Part One: The appointments were "made when the Senate was not in Recess" because the President’s recess appointment power does not apply to "intrasession" appointments, only "intersession" appointments.
The first part of the court’s ruling was unanimous and answered the question: "How long must the Senate be away to technically be on ‘recess’"? Article II, Section 2 of the Constitution gives the President the "[p]ower to fill up all vacancies that may happen during the recess of the Senate," and these recess appointments do not have to be filled by the Senate. The Constitution does not specify how long the Senate had to be in recess to trigger the President’s appointment power so the court answered it, and held that the constitutional authority to fill a vacancy can only be used when one Congress has ended and before a new Congress comes to town, and not during a break between two sessions of the same Congress. Therefore, the President’s recess appointment powers do not apply to "intrasession" appointments i.e., those made when Congress has left town for a few days or weeks.
The court’s opinion affirmed the "original meaning" mode of interpreting the Constitution, meaning the judges reviewed the constitutional issue by looking at what the framers meant by the words when they originally wrote them. The D.C. District Court reviewed the history of the Recess Appointment Clause, and concluded that "Recess" referred to intersession recesses and not the generally shorter intrasession ones and found:
We hold that "the Recess" is limited to intersession recesses. The Board conceded at oral argument that the appointments at issue were not made during the intersession recess: the President made his three appointments to the Board on January 4, 2012, after Congress began a new session on January 3 and while that new session continued. Considering the test, history and structure of the Constitution, these appointments were invalid from their inceptions. Because the Board lacked a quorum of three members when it issued its decision in this case on February 8, 2012, its decision must be vacated.
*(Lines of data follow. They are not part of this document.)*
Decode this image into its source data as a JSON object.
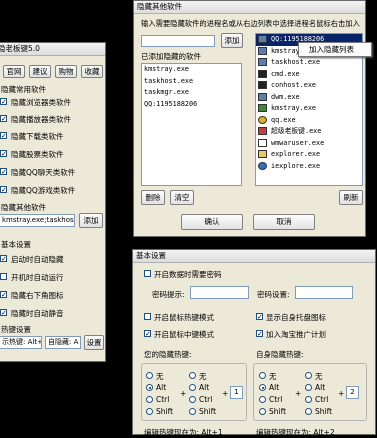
{
  "main_window": {
    "title": "隐老板键5.0",
    "tabs": [
      "官网",
      "建议",
      "购物",
      "收藏"
    ],
    "section_common": "隐藏常用软件",
    "common_items": [
      {
        "label": "隐藏浏览器类软件",
        "checked": true
      },
      {
        "label": "隐藏播放器类软件",
        "checked": true
      },
      {
        "label": "隐藏下载类软件",
        "checked": true
      },
      {
        "label": "隐藏股票类软件",
        "checked": true
      },
      {
        "label": "隐藏QQ聊天类软件",
        "checked": true
      },
      {
        "label": "隐藏QQ游戏类软件",
        "checked": true
      }
    ],
    "section_other": "隐藏其他软件",
    "other_input": "kmstray.exe;taskhost.",
    "add_button": "添加",
    "section_basic": "基本设置",
    "basic_items": [
      {
        "label": "启动时自动隐藏",
        "checked": true
      },
      {
        "label": "开机时自动运行",
        "checked": false
      },
      {
        "label": "隐藏右下角图标",
        "checked": true
      },
      {
        "label": "隐藏时自动静音",
        "checked": true
      }
    ],
    "section_hotkey": "热键设置",
    "hotkey_show_input": "示热键: Alt+1",
    "hotkey_hide_input": "自隐藏: A",
    "settings_button": "设置"
  },
  "hide_dialog": {
    "title": "隐藏其他软件",
    "instruction": "输入需要隐藏软件的进程名或从右边列表中选择进程名鼠标右击加入",
    "add_button": "添加",
    "added_label": "已添加隐藏的软件",
    "added_list": [
      "kmstray.exe",
      "taskhost.exe",
      "taskmgr.exe",
      "QQ:1195188206"
    ],
    "process_list": [
      {
        "name": "QQ:1195188206",
        "selected": true
      },
      {
        "name": "kmstray.exe",
        "selected": false
      },
      {
        "name": "taskhost.exe",
        "selected": false
      },
      {
        "name": "cmd.exe",
        "selected": false
      },
      {
        "name": "conhost.exe",
        "selected": false
      },
      {
        "name": "dwm.exe",
        "selected": false
      },
      {
        "name": "kmstray.exe",
        "selected": false
      },
      {
        "name": "qq.exe",
        "selected": false
      },
      {
        "name": "超级老板键.exe",
        "selected": false
      },
      {
        "name": "wmwaruser.exe",
        "selected": false
      },
      {
        "name": "explorer.exe",
        "selected": false
      },
      {
        "name": "iexplore.exe",
        "selected": false
      }
    ],
    "context_menu_item": "加入隐藏列表",
    "delete_button": "删除",
    "clear_button": "清空",
    "refresh_button": "刷新",
    "ok_button": "确认",
    "cancel_button": "取消"
  },
  "basic_dialog": {
    "title": "基本设置",
    "password_checkbox": {
      "label": "开启数据时需要密码",
      "checked": false
    },
    "password_hint_label": "密码提示:",
    "password_set_label": "密码设置:",
    "options": [
      {
        "label": "开启鼠标热键模式",
        "checked": false
      },
      {
        "label": "显示自身托盘图标",
        "checked": true
      },
      {
        "label": "开启鼠标中键模式",
        "checked": true
      },
      {
        "label": "加入淘宝推广计划",
        "checked": true
      }
    ],
    "group_show_title": "您的隐藏热键:",
    "group_hide_title": "自身隐藏热键:",
    "radio_none": "无",
    "radio_alt": "Alt",
    "radio_ctrl": "Ctrl",
    "radio_shift": "Shift",
    "plus_sign": "+",
    "key_show": "1",
    "key_hide": "2",
    "footer_left": "编辑热键现在为: Alt+1",
    "footer_right": "编辑热键现在为: Alt+2"
  }
}
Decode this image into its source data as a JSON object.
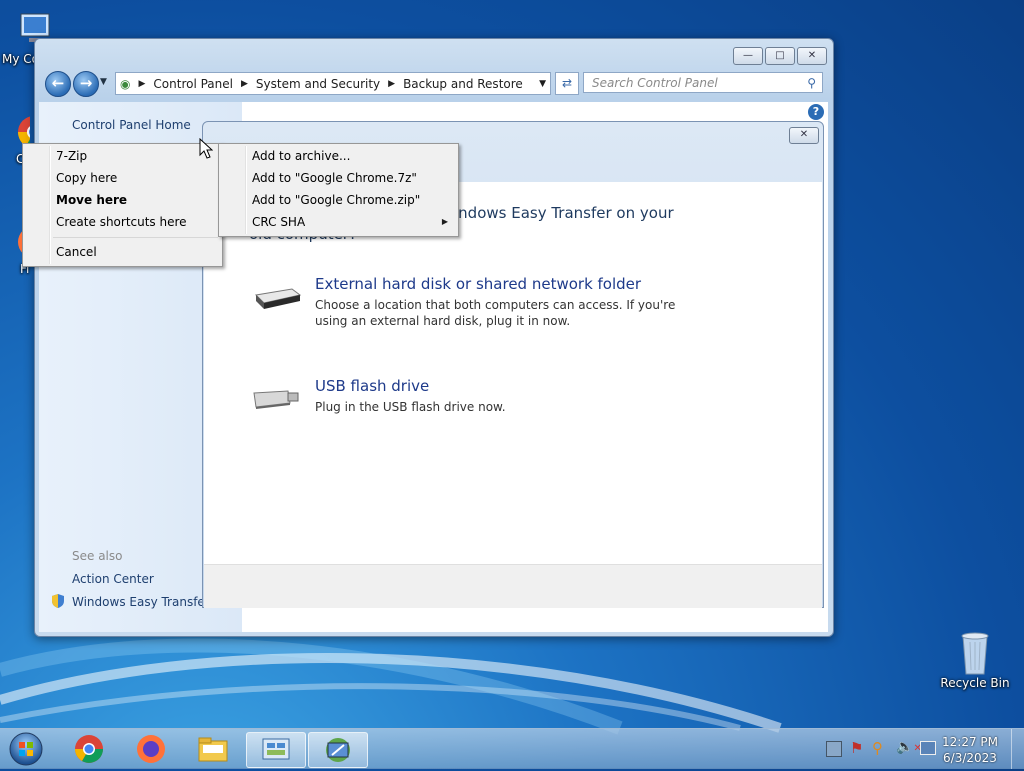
{
  "desktop": {
    "icons": [
      {
        "label": "My Co"
      },
      {
        "label": "C"
      },
      {
        "label": "C"
      },
      {
        "label": "Fi"
      },
      {
        "label": "Recycle Bin"
      }
    ]
  },
  "window": {
    "breadcrumb": [
      "Control Panel",
      "System and Security",
      "Backup and Restore"
    ],
    "search_placeholder": "Search Control Panel",
    "sidebar": {
      "home": "Control Panel Home",
      "see_also": "See also",
      "links": [
        "Action Center",
        "Windows Easy Transfer"
      ]
    }
  },
  "dialog": {
    "heading": "indows Easy Transfer on your old computer?",
    "options": [
      {
        "title": "External hard disk or shared network folder",
        "desc": "Choose a location that both computers can access. If you're using an external hard disk, plug it in now."
      },
      {
        "title": "USB flash drive",
        "desc": "Plug in the USB flash drive now."
      }
    ]
  },
  "context_menu": {
    "items": [
      "7-Zip",
      "Copy here",
      "Move here",
      "Create shortcuts here",
      "Cancel"
    ]
  },
  "submenu": {
    "items": [
      "Add to archive...",
      "Add to \"Google Chrome.7z\"",
      "Add to \"Google Chrome.zip\"",
      "CRC SHA"
    ]
  },
  "taskbar": {
    "time": "12:27 PM",
    "date": "6/3/2023"
  }
}
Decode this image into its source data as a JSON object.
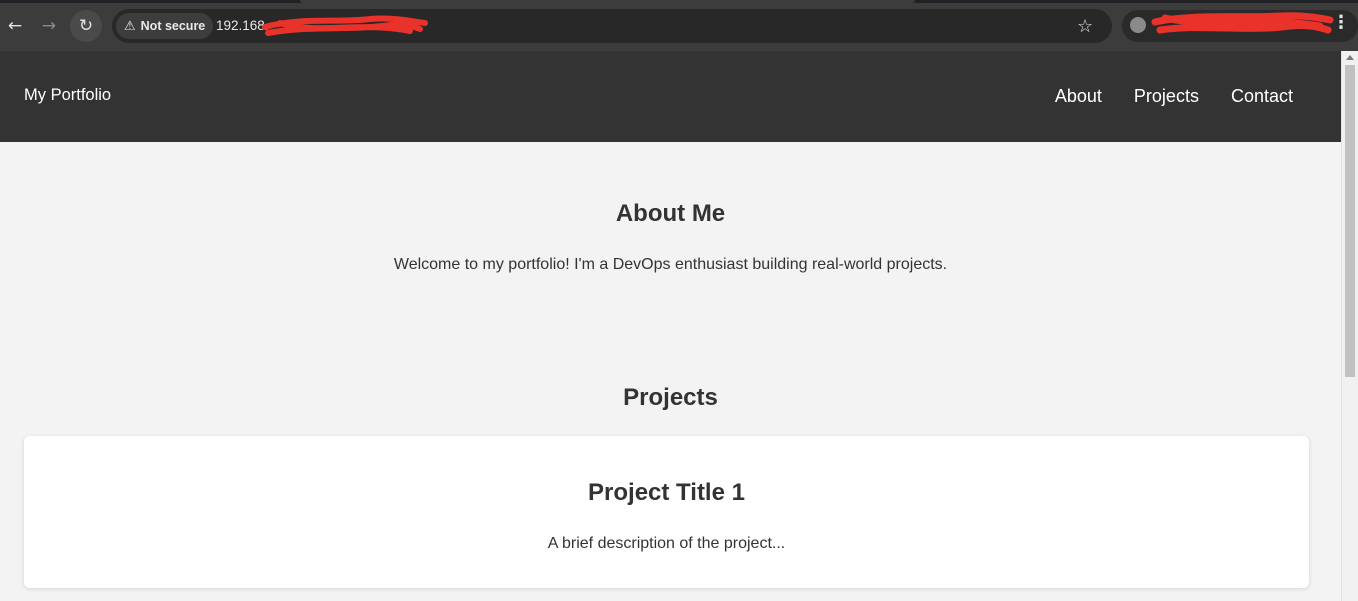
{
  "browser": {
    "security_label": "Not secure",
    "url": "192.168."
  },
  "site": {
    "brand": "My Portfolio",
    "nav": [
      "About",
      "Projects",
      "Contact"
    ]
  },
  "about": {
    "heading": "About Me",
    "text": "Welcome to my portfolio! I'm a DevOps enthusiast building real-world projects."
  },
  "projects": {
    "heading": "Projects",
    "items": [
      {
        "title": "Project Title 1",
        "description": "A brief description of the project..."
      }
    ]
  },
  "colors": {
    "header_bg": "#333333",
    "page_bg": "#f3f3f3",
    "card_bg": "#ffffff",
    "redaction": "#e8322a"
  }
}
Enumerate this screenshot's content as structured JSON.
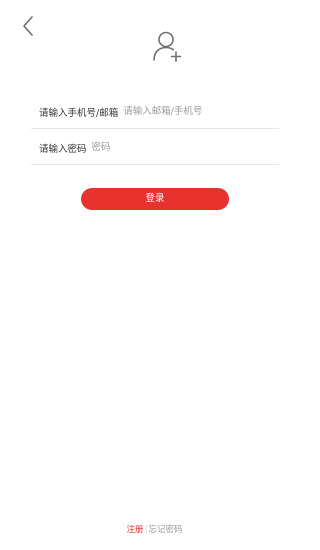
{
  "icons": {
    "back": "chevron-left-icon",
    "avatar": "add-user-icon"
  },
  "form": {
    "account": {
      "label": "请输入手机号/邮箱",
      "placeholder": "请输入邮箱/手机号",
      "value": ""
    },
    "password": {
      "label": "请输入密码",
      "placeholder": "密码",
      "value": ""
    }
  },
  "login_button": {
    "label": "登录"
  },
  "footer": {
    "register_label": "注册",
    "divider": "|",
    "forgot_label": "忘记密码"
  },
  "colors": {
    "accent": "#e8322e",
    "text": "#333333",
    "placeholder": "#9a9a9a",
    "divider": "#e6e6e6",
    "icon": "#6f6f6f"
  }
}
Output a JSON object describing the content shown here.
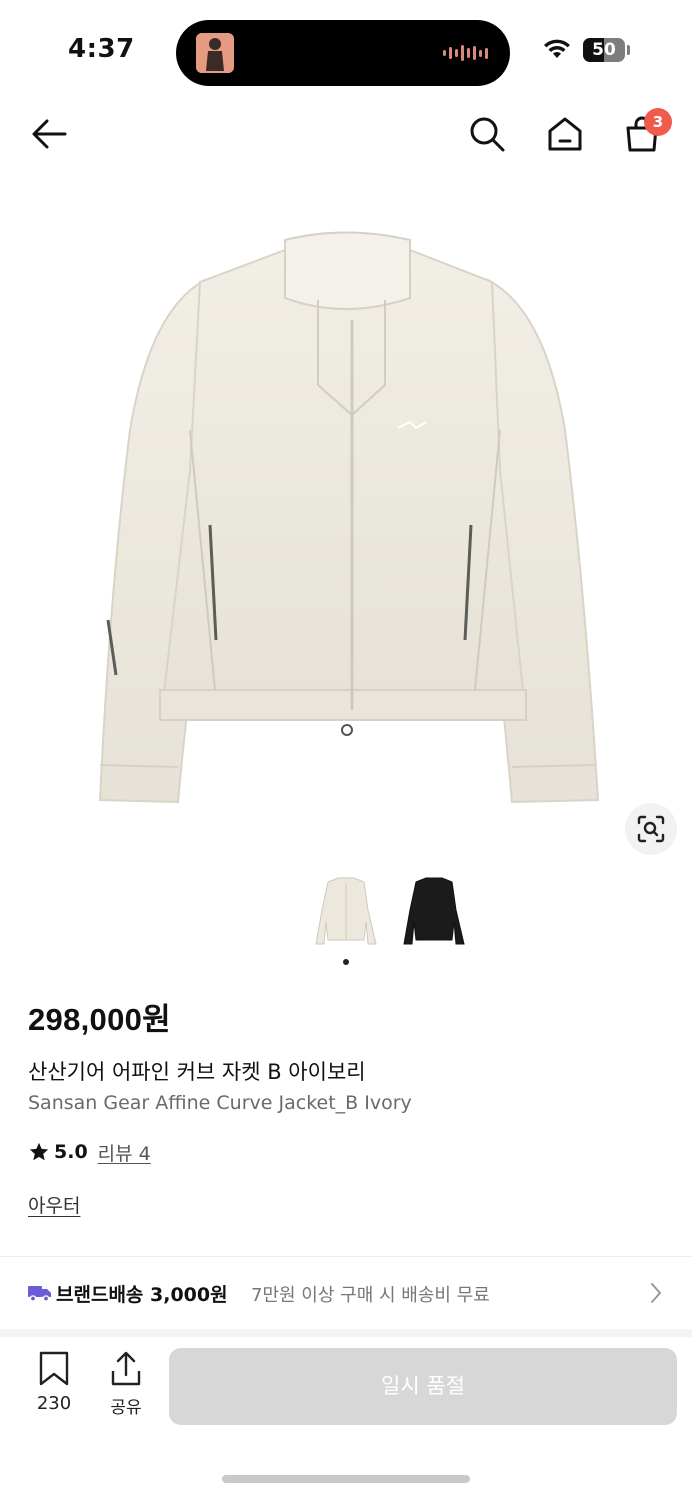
{
  "status_bar": {
    "time": "4:37",
    "battery": "50",
    "battery_level": 0.5
  },
  "header": {
    "cart_count": "3"
  },
  "product": {
    "image_alt": "Ivory jacket",
    "price": "298,000원",
    "name_ko": "산산기어 어파인 커브 자켓 B 아이보리",
    "name_en": "Sansan Gear Affine Curve Jacket_B Ivory",
    "rating": "5.0",
    "review_label": "리뷰 4",
    "category": "아우터",
    "thumbnails": [
      {
        "color": "ivory",
        "selected": true
      },
      {
        "color": "black",
        "selected": false
      }
    ]
  },
  "shipping": {
    "label": "브랜드배송 3,000원",
    "note": "7만원 이상 구매 시 배송비 무료"
  },
  "bottom_bar": {
    "save_count": "230",
    "share_label": "공유",
    "cta_label": "일시 품절"
  },
  "colors": {
    "accent_badge": "#f05b4b",
    "truck_icon": "#6b5bd6",
    "disabled_button": "#d7d7d7",
    "jacket_ivory": "#ece8dd"
  }
}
The court found that to interpret "the Recess" to include other breaks in Senate business would give the President "free rein" to make appointments "at any time he pleases, whether that time be a weekend, lunch or even when the Senate is in session and he is merely displeased with its inaction." Thus, the judges made a bright-line decision in holding that the Senate only recesses, for purposes of the President’s recess appointment power, at the end of the year.